Answer:
2.28% (2 d.p.)
Step-by-step explanation:
The shelf life of a particular dairy product is normally distributed with a mean (μ) of 12 days and a standard deviation (σ) of 3 days.
Therefore:
[tex]\rm X\sim N \left(\mu,\sigma^2\right)\implies \boxed{\rm X \sim N \left(12, 3^2\right)}[/tex]
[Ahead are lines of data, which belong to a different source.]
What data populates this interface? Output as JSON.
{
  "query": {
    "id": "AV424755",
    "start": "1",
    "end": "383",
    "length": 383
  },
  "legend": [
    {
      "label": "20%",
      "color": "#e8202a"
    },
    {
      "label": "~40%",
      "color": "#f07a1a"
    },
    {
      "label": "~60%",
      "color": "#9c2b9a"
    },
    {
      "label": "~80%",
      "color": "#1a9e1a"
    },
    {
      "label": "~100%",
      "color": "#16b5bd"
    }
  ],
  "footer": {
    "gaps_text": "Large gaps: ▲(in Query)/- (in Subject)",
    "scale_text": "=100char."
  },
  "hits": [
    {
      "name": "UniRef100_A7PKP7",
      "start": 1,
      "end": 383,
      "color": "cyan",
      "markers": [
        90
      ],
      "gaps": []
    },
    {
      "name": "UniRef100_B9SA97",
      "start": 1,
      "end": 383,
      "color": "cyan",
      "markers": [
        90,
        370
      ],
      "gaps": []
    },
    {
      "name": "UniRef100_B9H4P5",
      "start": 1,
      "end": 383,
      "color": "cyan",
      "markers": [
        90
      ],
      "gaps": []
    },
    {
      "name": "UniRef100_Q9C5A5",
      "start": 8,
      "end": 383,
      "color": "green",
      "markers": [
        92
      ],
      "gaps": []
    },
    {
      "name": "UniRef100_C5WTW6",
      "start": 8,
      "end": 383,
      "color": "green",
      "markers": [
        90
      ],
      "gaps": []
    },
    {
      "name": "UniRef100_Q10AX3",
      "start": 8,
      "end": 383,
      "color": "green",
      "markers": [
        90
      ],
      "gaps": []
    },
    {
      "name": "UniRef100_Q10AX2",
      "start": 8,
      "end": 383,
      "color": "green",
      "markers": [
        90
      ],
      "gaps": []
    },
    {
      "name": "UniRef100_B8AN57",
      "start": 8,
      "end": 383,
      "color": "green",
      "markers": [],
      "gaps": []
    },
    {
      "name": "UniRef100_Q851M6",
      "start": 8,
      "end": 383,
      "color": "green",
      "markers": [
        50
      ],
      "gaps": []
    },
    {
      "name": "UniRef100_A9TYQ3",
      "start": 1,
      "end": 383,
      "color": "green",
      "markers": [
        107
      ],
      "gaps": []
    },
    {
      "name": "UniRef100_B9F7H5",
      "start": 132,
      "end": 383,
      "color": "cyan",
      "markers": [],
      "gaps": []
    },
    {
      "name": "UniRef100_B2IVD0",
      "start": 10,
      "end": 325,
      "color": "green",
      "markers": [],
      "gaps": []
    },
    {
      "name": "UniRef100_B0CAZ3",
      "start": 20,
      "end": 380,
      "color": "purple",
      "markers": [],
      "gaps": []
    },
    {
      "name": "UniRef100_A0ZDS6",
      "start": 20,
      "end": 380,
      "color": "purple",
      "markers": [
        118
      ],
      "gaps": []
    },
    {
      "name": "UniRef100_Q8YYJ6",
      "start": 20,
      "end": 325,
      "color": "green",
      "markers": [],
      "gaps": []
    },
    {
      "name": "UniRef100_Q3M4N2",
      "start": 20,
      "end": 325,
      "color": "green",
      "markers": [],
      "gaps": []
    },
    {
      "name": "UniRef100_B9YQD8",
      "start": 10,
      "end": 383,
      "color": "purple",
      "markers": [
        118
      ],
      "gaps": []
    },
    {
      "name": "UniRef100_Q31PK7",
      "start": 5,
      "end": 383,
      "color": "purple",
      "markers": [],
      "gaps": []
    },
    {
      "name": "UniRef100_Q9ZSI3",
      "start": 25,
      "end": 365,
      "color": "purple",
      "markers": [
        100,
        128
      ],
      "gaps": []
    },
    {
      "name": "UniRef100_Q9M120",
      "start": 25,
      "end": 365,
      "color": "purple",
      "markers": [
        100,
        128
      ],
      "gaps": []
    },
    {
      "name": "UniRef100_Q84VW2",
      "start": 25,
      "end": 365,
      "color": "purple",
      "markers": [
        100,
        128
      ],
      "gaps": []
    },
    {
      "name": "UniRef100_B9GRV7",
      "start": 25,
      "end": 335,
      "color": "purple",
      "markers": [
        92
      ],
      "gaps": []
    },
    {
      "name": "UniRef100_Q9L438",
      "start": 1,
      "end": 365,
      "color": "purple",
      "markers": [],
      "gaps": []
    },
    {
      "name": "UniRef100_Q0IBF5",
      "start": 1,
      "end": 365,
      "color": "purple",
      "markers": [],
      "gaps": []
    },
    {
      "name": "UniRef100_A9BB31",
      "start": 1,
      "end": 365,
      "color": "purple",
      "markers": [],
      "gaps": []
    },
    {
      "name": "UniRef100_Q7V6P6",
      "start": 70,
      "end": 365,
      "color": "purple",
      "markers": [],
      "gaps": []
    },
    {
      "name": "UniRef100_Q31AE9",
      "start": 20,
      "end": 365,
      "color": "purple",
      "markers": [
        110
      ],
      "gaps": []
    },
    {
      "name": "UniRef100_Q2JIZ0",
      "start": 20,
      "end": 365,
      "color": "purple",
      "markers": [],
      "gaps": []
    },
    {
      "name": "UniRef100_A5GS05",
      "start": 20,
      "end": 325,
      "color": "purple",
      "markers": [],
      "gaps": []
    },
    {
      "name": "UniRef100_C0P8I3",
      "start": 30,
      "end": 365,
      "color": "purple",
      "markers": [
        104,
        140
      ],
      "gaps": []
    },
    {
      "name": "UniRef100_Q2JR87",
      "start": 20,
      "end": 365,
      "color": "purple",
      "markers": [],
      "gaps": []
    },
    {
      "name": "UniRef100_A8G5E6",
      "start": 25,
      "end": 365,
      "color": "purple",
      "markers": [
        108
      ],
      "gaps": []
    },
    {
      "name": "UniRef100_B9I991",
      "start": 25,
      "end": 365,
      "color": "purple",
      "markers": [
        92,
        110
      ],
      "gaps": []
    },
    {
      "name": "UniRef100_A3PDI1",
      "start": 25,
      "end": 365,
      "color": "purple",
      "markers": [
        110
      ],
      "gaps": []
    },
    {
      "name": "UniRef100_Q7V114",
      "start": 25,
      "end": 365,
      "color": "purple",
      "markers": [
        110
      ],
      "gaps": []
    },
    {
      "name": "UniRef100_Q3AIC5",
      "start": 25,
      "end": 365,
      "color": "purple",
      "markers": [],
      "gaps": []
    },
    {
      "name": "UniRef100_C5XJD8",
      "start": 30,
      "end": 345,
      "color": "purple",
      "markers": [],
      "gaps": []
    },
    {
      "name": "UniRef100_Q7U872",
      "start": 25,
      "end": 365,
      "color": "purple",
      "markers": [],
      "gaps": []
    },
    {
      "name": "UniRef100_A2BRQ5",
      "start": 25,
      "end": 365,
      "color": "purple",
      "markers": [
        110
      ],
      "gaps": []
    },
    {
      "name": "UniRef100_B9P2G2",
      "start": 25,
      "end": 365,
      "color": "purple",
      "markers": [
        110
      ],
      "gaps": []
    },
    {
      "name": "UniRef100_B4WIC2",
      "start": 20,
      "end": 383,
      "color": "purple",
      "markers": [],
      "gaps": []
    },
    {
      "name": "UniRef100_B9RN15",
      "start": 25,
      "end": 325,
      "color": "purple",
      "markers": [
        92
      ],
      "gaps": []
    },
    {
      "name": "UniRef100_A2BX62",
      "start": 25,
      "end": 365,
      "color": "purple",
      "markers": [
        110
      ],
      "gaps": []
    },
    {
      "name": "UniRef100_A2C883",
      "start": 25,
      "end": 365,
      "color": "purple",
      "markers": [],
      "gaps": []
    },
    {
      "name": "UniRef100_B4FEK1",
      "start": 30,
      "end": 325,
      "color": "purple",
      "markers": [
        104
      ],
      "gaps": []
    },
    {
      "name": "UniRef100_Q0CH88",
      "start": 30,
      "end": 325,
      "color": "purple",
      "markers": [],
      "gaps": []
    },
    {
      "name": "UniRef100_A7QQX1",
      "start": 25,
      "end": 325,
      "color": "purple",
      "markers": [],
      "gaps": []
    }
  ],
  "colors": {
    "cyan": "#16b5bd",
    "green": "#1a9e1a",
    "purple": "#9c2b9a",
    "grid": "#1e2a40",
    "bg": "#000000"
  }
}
where X is the shelf life in days.
To calculate the percentage of dairy products that have a shelf life of less than 6 days, we need to find P(X < 6), which is the same as P(X ≤ 6) since, in a continuous normal distribution, the probability of obtaining a specific value is zero.
Calculator input for "normal cumulative distribution function (cdf)":
- Lower bound: x = -100
- Upper bound: x = 6
- σ = 3
- μ = 12
This gives the percent of dairy products that have a shelf life of less that 6 days as:
P(X ≤ 6) = 0.02275013...
P(X ≤ 6) = 2.28% (2 d.p.)
To use the standard normal distribution (z-score) and then consult the z-tables, transform X to Z:
[tex]P(X \leq 6)=P\left(Z\leq \dfrac{6-12}{3}\right)=P(Z\leq -2)[/tex]
According to the z-tables, a z-score of -2 corresponds to approximately 0.0228 in the left tail.
Therefore, the percentage of the shelf life less than 6 days is approximately 2.28%.